Like slogging through a muddy rice paddy, we enter our seventh week of lockdown in Bali.
There are places to go. Grocery stores are open, Some restaurants ignore the take-out-only mandate and allow customers to sit and eat. It’s business as usual at petrol stations, banks, clinics, and pharmacies. What boggles me though, is the overwhelming number of buildings being built or remodeled. Is it optimism? Do they know something I don’t know? Or is it simply wishful thinking as numbers of new Covid cases in Bali nudged 2000 this past week. Builders’ supply stores are doing a booming business. That’s good news because I’m in the market for a new roof.
Ubud is home to The Sacred Monkey Forest. In the past, tourists paid handsomely to walk the mouldering jungle paths. They bought bananas at the gate which, one-and-a-half steps later, were snatched from their clutches to the absolute shrieking delight of besotted onlookers.

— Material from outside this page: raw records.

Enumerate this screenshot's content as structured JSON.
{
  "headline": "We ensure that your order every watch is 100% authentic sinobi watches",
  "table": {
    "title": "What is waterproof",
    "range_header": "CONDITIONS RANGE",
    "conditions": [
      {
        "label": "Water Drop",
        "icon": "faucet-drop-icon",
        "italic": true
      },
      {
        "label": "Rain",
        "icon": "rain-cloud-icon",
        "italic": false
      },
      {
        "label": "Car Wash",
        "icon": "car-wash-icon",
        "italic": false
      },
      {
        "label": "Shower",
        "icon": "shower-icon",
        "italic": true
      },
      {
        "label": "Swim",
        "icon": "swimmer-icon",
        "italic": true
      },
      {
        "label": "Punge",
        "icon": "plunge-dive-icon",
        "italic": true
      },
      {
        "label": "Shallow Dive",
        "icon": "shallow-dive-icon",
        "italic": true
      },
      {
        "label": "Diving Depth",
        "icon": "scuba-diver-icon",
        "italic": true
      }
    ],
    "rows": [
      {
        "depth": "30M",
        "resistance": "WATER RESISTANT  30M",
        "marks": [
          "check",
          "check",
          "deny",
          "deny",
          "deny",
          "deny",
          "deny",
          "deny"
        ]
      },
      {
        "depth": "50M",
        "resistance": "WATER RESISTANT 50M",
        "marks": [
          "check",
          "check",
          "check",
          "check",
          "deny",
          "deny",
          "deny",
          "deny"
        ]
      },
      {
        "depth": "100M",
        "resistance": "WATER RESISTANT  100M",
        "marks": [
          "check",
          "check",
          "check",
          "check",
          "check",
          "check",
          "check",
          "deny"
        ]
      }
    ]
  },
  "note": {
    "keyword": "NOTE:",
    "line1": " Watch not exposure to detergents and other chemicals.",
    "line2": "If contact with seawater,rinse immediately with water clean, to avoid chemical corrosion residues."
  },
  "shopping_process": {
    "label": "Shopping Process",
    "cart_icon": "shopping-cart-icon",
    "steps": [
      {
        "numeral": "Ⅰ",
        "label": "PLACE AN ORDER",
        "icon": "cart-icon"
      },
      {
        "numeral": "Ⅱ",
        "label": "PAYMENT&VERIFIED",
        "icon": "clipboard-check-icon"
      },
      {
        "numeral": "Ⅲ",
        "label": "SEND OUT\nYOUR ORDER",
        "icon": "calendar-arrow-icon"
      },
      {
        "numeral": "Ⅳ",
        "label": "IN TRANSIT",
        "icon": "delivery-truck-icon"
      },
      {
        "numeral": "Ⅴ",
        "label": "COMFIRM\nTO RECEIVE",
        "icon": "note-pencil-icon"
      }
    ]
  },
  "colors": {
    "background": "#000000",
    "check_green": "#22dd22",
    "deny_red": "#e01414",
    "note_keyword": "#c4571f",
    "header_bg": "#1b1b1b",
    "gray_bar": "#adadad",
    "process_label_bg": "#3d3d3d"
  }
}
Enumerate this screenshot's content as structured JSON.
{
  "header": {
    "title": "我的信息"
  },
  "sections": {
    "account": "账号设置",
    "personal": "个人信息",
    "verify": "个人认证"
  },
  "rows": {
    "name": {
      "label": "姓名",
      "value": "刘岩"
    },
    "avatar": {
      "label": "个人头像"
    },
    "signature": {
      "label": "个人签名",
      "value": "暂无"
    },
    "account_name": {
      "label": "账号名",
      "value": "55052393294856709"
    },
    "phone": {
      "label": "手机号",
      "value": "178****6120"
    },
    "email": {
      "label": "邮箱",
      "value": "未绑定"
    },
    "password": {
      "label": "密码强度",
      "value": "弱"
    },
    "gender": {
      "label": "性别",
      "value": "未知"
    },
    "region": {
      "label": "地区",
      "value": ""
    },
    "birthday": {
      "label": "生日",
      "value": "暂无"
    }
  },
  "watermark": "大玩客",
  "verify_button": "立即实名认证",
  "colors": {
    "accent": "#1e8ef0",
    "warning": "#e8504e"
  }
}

Those visitors have been gone for over eighteen months and none have come to replace them. The monkeys are bored without their daily entertainment. What’s worse, they’re hungry. Funds that used to feed them evaporated with the death of tourism.

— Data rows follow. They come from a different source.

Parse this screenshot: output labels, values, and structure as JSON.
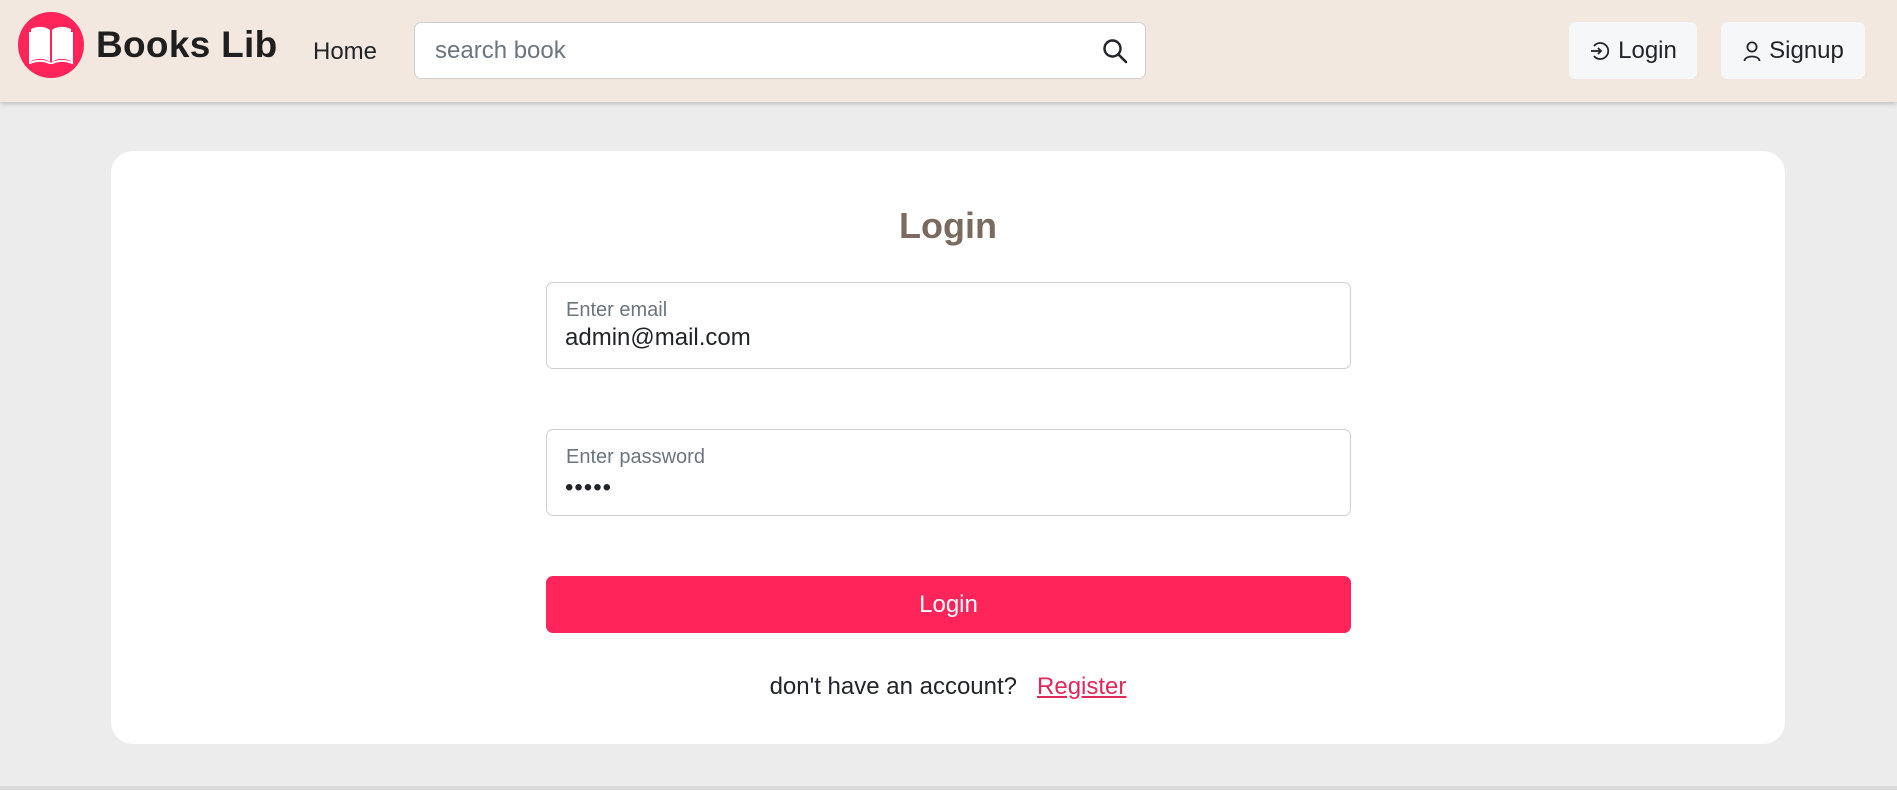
{
  "navbar": {
    "brand_name": "Books Lib",
    "home_label": "Home",
    "search": {
      "placeholder": "search book",
      "value": ""
    },
    "login_label": "Login",
    "signup_label": "Signup"
  },
  "login_form": {
    "title": "Login",
    "email": {
      "label": "Enter email",
      "value": "admin@mail.com"
    },
    "password": {
      "label": "Enter password",
      "masked_value": "•••••"
    },
    "submit_label": "Login",
    "register_prompt": "don't have an account?",
    "register_link": "Register"
  },
  "colors": {
    "accent": "#ff2459",
    "navbar_bg": "#f3e8df",
    "page_bg": "#ececec",
    "title": "#7a6a60"
  },
  "icons": {
    "brand": "open-book-icon",
    "search": "search-icon",
    "login": "login-icon",
    "signup": "user-icon"
  }
}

They roam through town, performing acrobatics on electrical cables that festoon the streets. They savage neighborhoods, thieving food from fruit stands and pilfering bags full of groceries as customers depart the store. They stage war games on rooftops sending fragile clay tiles crashing to the ground.
My roof is in their path.

This never used to happen. The smart, mischievous macaques were happy in their forest sanctuary. At first they paid an occasional morning visit. As Coved droned on, that progressed to every morning. Then a late afternoon stop-by was added to the routine. Now they’re a constant presence, appearing throughout the day. If I lunch on the terrace I’m certain to attract a furry guest, or ten, who think it’s perfectly acceptable to snatch the plate from under my nose and eat the contents in front of me. Any move to salvage it is met with barred teeth and gut-chilling snarls.

It requires constant vigilance. If the house is left open and unattended, havoc is wreaked.
I’ve actually learned to tolerate most of it. But the roof is a constant source of concern. If a tile slips even a little, I’ll know it when the next storm passes through. If several are broken and I’m unaware of the damage, I’ll be scooping buckets of rainwater off the floor as mattresses get soaked and I practice words I didn’t know I knew.
Ketut spends more time on the roof than he does on dry land these days, replacing tiles.
That’s why we set out on the motorbike this morning. I’d found a shop online that sells metal roofing that looks like clay but it’s nailed in place. No slipping. No shattering into a million pieces on the ground. Ketut tells me metal isn’t completely monkey-proof. If one of those hungry beasts decides to break open a coconut up there, all bets are off. Even metal can’t withstand the jackhammer pounding of a determined monkey with a fresh nut. What are the odds that will happen? Quarterly? Once a year? Never? I’ll take my chances.
Today was gorgeous. Twenty-five minutes past lime-green rice fields, across bridges spanning bottomless gorges, through eye-blink villages, brought us to Sinar Sukses, a miniscule shop. The young man laughed when I told him Google said he had metal roof tiles. “Why would Google say that?” he shrugged. “This is a plumbing shop.” He suggested we try the building supply just a few blocks back the way we came and around the corner. Two women there listened to our request then pointed. Sheets of corrugated tin in various colors leaned against the far wall. No, they didn’t have metal tiles. Only the sheets. We asked if they knew where we could find what we were looking for. We left with an address a few miles away.
This store was large. It looked promising. We removed our helmets, washed our hands, entered and stated our business. A sad-eyed girl behind the counter shook her head.
It was on the way home that Ketut remembered a cousin recently roofed his home with metal tiles. He said he’d ask him where he bought them. A few minutes ago, the answer came. It was a building supply next to the market in Gianyar – the town we’d left a few short hours before.
I love it. I really do.
No, not the crashing roof tiles. That sound fills me with sickening dread and blood-lust – monkey blood.
I love the adventure. The thrill of The Hunt. The camaraderie as Ketut and I zip along roads that used to be clogged to a standstill with traffic this time of year. The laughter at our inside jokes that nobody else in their right mind would find even remotely funny.
The thing is, we’ll locate the tiles. Over much hemming and hawing – maybe this, perhaps that – a price will be negotiated. The job will get done. But right now, for my sanity’s sake, the longer a project takes the better. The more convoluted the search, the less time I spend missing my faraway loved ones. I seek out distractions with the same manic fervor I used to employ to avoid them.
It’s Bali. It’s lockdown. It’s life.